Потом ждали в багажном отделении ее чемодан, отец рассказывал:
— Рассердится — и начинает «слова» говорить, напористо так. Какие подвернутся звуки, в кучки складывает — и вроде слова получаются. Торопится побольше наговорить: авось нечаянно выйдет что нужно, по теории вероятности. — Женя кивала. Кажется, это о ее сыне. — …А ты не огорчайся, — сказал вдруг, и она вздрогнула: а это о чем? Ах да, в состав не попала… — Я тебя в детстве специально отдал в легкую атлетику: спорт чистый, трудный — честный. И люди в нем приживаются только благородные. А благородство — это, брат, и мужество прежде всего.
Женя на него долго пристально смотрела, копилась во взгляде враждебность — спортсменка, утратившая сегодня то имущество, на которое так рассчитывал отец, — мужество и благородство.
Но отец ведь о другом. Женя вздохнула:
— Вот и живу в этой среде повышенного благородства, как в дворянстве. Думаю: так оно и везде. А потом вдруг оказывается: нет.
— Что ж, — согласился отец. — Это так.
Значит, он знал! Знал и не предупредил ее: про жизнь…

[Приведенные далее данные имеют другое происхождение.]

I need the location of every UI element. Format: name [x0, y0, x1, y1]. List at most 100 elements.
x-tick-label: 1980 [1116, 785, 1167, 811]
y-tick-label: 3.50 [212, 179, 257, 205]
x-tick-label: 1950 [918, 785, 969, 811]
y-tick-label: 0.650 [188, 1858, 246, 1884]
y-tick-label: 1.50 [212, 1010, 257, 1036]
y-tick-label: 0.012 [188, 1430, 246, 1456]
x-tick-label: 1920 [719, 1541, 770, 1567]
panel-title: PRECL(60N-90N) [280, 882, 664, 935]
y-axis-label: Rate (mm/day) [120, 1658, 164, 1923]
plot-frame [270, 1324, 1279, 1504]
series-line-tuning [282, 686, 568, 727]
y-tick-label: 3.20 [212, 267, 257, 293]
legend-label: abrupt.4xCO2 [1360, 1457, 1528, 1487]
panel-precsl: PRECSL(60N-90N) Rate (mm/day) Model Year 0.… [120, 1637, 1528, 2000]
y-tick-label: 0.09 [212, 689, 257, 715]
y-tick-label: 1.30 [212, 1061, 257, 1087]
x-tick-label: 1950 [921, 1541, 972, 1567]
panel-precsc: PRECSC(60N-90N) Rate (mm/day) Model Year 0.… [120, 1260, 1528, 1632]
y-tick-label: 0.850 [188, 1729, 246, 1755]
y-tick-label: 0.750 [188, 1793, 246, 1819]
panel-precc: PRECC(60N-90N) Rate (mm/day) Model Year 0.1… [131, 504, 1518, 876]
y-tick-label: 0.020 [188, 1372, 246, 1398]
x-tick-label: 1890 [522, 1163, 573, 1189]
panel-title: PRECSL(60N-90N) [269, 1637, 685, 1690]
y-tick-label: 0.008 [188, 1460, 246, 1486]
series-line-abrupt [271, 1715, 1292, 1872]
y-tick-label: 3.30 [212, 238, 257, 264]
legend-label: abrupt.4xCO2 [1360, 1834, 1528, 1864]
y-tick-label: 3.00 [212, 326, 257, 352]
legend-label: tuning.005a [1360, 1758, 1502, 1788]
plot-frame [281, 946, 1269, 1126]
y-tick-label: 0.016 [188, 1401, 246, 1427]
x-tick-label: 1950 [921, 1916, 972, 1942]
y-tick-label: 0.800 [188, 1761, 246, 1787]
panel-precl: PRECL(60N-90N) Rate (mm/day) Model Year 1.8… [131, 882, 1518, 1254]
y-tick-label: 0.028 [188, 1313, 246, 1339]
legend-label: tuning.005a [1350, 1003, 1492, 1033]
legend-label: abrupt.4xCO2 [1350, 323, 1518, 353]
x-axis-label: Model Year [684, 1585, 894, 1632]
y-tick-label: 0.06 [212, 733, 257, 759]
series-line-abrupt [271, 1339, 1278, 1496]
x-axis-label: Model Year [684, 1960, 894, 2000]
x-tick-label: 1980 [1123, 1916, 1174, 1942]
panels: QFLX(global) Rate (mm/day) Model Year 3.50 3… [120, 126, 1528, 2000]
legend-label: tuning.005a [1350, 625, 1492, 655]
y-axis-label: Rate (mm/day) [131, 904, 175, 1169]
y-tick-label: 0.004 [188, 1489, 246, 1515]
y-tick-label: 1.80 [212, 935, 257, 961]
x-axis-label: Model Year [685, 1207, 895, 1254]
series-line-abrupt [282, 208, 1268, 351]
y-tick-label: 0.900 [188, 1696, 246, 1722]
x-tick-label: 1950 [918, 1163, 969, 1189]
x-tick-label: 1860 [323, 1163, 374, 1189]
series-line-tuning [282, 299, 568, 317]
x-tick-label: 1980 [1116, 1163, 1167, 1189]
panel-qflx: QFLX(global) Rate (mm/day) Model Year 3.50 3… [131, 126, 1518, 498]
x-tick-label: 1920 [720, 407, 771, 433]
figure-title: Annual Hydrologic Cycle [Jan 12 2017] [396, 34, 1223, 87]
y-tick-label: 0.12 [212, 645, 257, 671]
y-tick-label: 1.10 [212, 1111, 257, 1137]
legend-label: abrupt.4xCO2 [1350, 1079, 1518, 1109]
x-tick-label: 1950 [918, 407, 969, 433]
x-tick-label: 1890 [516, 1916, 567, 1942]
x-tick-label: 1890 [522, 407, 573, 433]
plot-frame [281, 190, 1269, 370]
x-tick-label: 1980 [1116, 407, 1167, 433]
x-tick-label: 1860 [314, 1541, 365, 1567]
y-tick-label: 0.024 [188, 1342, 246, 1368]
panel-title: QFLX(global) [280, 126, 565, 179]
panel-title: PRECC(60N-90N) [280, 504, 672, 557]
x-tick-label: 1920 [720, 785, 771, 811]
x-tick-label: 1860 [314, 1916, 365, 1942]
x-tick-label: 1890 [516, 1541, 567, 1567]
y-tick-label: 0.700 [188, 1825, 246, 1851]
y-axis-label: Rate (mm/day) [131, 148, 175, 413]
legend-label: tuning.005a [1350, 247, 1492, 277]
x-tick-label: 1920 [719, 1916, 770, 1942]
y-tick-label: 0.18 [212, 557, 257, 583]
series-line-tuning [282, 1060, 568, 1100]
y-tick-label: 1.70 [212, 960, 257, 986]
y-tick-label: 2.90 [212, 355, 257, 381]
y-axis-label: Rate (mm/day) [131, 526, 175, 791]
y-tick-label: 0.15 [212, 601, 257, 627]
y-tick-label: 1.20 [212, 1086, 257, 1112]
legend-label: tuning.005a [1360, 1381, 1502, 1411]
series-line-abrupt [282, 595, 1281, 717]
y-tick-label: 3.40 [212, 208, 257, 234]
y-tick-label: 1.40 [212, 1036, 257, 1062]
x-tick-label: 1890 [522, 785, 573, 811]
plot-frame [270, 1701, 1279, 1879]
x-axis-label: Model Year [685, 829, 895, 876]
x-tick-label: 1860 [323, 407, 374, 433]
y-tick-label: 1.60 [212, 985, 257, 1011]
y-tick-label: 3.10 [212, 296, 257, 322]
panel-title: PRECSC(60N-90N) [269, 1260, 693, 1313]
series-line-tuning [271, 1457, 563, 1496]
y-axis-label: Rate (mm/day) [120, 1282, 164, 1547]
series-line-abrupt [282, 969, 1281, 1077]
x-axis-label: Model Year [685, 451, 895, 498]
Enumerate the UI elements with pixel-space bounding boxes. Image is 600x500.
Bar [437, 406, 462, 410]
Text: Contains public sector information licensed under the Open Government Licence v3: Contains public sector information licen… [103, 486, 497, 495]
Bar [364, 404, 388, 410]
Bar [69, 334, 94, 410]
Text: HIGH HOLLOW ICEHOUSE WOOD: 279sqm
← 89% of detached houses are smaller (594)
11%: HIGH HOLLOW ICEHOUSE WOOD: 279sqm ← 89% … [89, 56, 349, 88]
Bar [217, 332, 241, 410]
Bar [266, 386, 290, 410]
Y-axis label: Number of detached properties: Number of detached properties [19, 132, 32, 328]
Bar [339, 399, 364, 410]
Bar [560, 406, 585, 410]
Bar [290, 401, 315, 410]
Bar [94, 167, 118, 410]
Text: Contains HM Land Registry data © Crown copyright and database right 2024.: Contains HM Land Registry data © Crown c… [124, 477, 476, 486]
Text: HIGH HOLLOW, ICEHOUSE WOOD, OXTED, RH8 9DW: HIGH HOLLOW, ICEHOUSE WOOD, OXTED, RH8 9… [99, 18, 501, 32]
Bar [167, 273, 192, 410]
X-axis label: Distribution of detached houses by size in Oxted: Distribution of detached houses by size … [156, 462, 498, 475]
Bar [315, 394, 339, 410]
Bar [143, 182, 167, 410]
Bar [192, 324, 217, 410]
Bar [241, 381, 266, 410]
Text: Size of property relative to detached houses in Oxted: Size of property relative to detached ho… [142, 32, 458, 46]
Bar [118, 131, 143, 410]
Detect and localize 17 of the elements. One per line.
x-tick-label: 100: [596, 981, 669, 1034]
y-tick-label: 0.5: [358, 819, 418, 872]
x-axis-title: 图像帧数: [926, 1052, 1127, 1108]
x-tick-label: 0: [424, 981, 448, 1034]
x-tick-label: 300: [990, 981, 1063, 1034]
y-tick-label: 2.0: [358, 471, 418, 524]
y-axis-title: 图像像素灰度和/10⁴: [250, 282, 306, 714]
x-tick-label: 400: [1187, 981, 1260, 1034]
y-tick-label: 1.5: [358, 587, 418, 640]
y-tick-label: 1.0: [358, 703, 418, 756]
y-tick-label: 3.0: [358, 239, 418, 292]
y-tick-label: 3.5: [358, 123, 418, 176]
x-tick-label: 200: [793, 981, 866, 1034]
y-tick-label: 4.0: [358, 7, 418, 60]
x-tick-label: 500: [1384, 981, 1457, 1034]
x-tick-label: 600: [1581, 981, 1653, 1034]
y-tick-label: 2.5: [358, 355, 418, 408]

Женя молчала, у нее сильно билось сердце, помощи ей от отца не было, а если б и была, то опоздала, а отец стоял рядом, опустив руки, смутно чувствовал тоску, как всякий зверь вблизи беды, но не знал, что за беда и что тут можно сделать — ведь дочка стояла рядом, целая и невредимая, и не от кого было ее защищать. Подумав, отец наугад сказал:
— В принципе, ведь ты можешь пойти тренером? Если устала…
— Да-да… Да, конечно.
Когда Женя увидела после разлуки своего ребенка, он показался ей маленьким и совсем незначительным — не стоящим того, что она за него заплатила… Она увидела, что не любит его. Его было совсем мало, сына, а горя внутри нее много.
Вечером позвонил Костя. Она боялась этого звонка и хотела, чтобы связь испортилась, как вчера. Она не знала, что будет с ее голосом.
Но, живя на свете
И была эта приемистость души грустна…
Говорил Костя, а она старалась молчать. Он осторожно отчитался за первые дни соревнований: берег ее самолюбие. Вера, сказал, споткнулась на ровном месте и выбыла из борьбы. А Гарька, шут гороховый, терпенья на него нету; команду, конечно, он веселит, но ведь и бежать иногда надо, не только трепаться!
Говорил об одних промашках, удачи умалчивал — чтоб Жене не было там одиноко.